There you go again. I struggle with this for upwards of an hour, toiling away after finding my only gimme: EIN, which led to nothing--and OFC comes along and says "Easy." Easy my left foot! Although there may have been a printing error in my paper that added to the confusion. Here's the clue for HANGMAN as it appeared:

36 Bad choices in
it might cost
you an arm
and a

Oh, okay...only just now I see: the "it" belongs with "Bad choices in" and not with "might cost." A much kinder clue would be

36 Bad choices in it
might cost you an
arm and a leg

Yeesh.
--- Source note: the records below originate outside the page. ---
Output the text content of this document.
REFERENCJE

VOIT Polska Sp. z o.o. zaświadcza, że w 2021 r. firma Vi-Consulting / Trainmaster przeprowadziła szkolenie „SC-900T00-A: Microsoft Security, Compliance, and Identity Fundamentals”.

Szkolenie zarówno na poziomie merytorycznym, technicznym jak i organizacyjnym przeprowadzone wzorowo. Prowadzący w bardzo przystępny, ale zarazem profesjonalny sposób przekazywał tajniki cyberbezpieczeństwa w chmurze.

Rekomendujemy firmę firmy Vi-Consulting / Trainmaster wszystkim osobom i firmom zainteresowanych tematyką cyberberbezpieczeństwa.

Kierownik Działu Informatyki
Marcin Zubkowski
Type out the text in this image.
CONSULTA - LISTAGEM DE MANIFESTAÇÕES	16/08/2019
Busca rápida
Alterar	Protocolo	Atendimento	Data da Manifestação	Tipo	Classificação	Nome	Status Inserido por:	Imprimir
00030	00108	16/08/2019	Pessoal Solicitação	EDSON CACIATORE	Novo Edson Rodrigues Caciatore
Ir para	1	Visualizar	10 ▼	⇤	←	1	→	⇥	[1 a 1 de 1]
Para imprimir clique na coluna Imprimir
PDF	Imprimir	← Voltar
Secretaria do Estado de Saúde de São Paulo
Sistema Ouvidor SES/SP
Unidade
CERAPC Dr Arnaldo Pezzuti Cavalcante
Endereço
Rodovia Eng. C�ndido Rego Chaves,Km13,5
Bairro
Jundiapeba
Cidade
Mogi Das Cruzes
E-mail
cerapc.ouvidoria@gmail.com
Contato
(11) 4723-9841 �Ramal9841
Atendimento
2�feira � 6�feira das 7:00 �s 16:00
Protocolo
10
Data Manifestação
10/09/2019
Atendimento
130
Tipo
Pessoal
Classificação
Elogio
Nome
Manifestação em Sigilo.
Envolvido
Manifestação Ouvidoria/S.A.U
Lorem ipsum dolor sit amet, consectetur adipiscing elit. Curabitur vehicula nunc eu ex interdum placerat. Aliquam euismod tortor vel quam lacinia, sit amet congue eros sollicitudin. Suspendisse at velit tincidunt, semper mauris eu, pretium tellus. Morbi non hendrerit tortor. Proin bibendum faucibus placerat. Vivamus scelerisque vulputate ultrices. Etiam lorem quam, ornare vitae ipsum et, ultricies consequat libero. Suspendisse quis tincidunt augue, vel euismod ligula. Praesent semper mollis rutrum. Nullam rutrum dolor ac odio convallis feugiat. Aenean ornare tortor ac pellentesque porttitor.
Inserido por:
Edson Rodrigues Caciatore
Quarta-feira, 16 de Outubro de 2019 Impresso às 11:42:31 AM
Anyway, it wasn't fun guessing at the letters for the STREET and the CHORDS. Hand up for stoNE before TONNE, and prime RIB before SHORT--though I should have realized that prime rib don't need no damn braising. Another hand up for UNe. I too went for the "overseas" bit; there's no sea between US and Mexico. And I too went at TIGERPROOFING from the back end: had "-PReeFING", including some kind of STeP for the 8-down station. NOUSE. Finally changed the E's to O's but still was left wondering...wha? What -PROOFING? (This from a golf enthusiast.) When I at last got a couple more letters--who besides a law student will know those cases?--the lamp lit, and it was one of the biggest aha! moments in recent memory.

Cluing Arizona as a tea brand instead of a university is just one example of how mean a Saturday can be. No sir, there was nothing easy about this. I had trouble ALLALONG. The fact that in the end I finished correctly scores a TONNE of triumph points, and with DOD Kate MOSS to top it off, I award this one an eagle.

rondo 12:52 PM  

Yeah, it was easy, but I don't do any puzzle in 5 MIN, especially a Sat-puz. The Jets can be found in either the NFL (NY) or NHL (Winnipeg) So N_L sat at 1a for too long just waiting for AFC to come ALONG. And that was it for write-overs.

TIGERPROOFING a gimme with no crosses needed. Most helpful.

NOUSE is a DOOK. The _CHORDS and _STREET (shouldn't that be The Boss' band) had to wait for their leading letter.

No yeah baby in sight, so the Swede from CASABLANCA.

This puz is what I needed today.

Burma Shave 2:08 PM  


GCHORDS with no G string, on LAPSE of SOMEPEOPLE done.


Anonymous 2:09 PM  

Numerous pissers but forgivable because of the fun in reading the answers to the clues. More fun cheating than solving on this one.

rainforest 3:43 PM  

This was *not* easy, despite a decent start with ATV, VR---,TIGERPROOFING, and TELECOMS. After that it was slow going and getting just plain stuck in several places.

That NESTEA clue was impossible for me until I got the crosses, and I still doubted the answer. I liked the homespun aura of SOME PEOPLE and HERE'S HOW. That latter answer had me write over Pie with POX, to get TEXA_ (I think TEXAS works better there, but....)

The NW came last and a bit of a struggle with FLASHY and E STREET ensued, and eventually success. Tough but fair puzzle.

leftcoast 3:45 PM  

Good and ACCESSible, but only RELATIVELY easy for Saturday.

TIGER PROOFING is good, but really thought TIGER gROOmING would be slyer way of joshing him. (I assume he has a sense of humor, but not sure.) Also liked HANGMAN and SOME PEOPLE!

Is an ATV a "bike"? Never thought of it as that.

Wanted TAN before MIN as calculus calculation, and pOuNd before TONNE.

Would have like to have finished cleanly, but alas....

Diana,LIW 5:23 PM  

I guess it was easy for SOME PEOPLE. I'm with Anon - more fun cheating than solving. Well...maybe 50/50 fun/fun.

Now - to go listen to the E STREET band - he's out with a new album.

Diana, LIW

Diana,LIW 10:05 PM  

@Spacey - I knew the LOVING name 'cause it is so ironic. 'Twas a state litigation against a bi-racial marriage - their last name was Loving.

The Syndiecat Lady Di

Diana,LIW 10:10 PM  

Also, "Loving" was a 2016 movie about the 1958 story.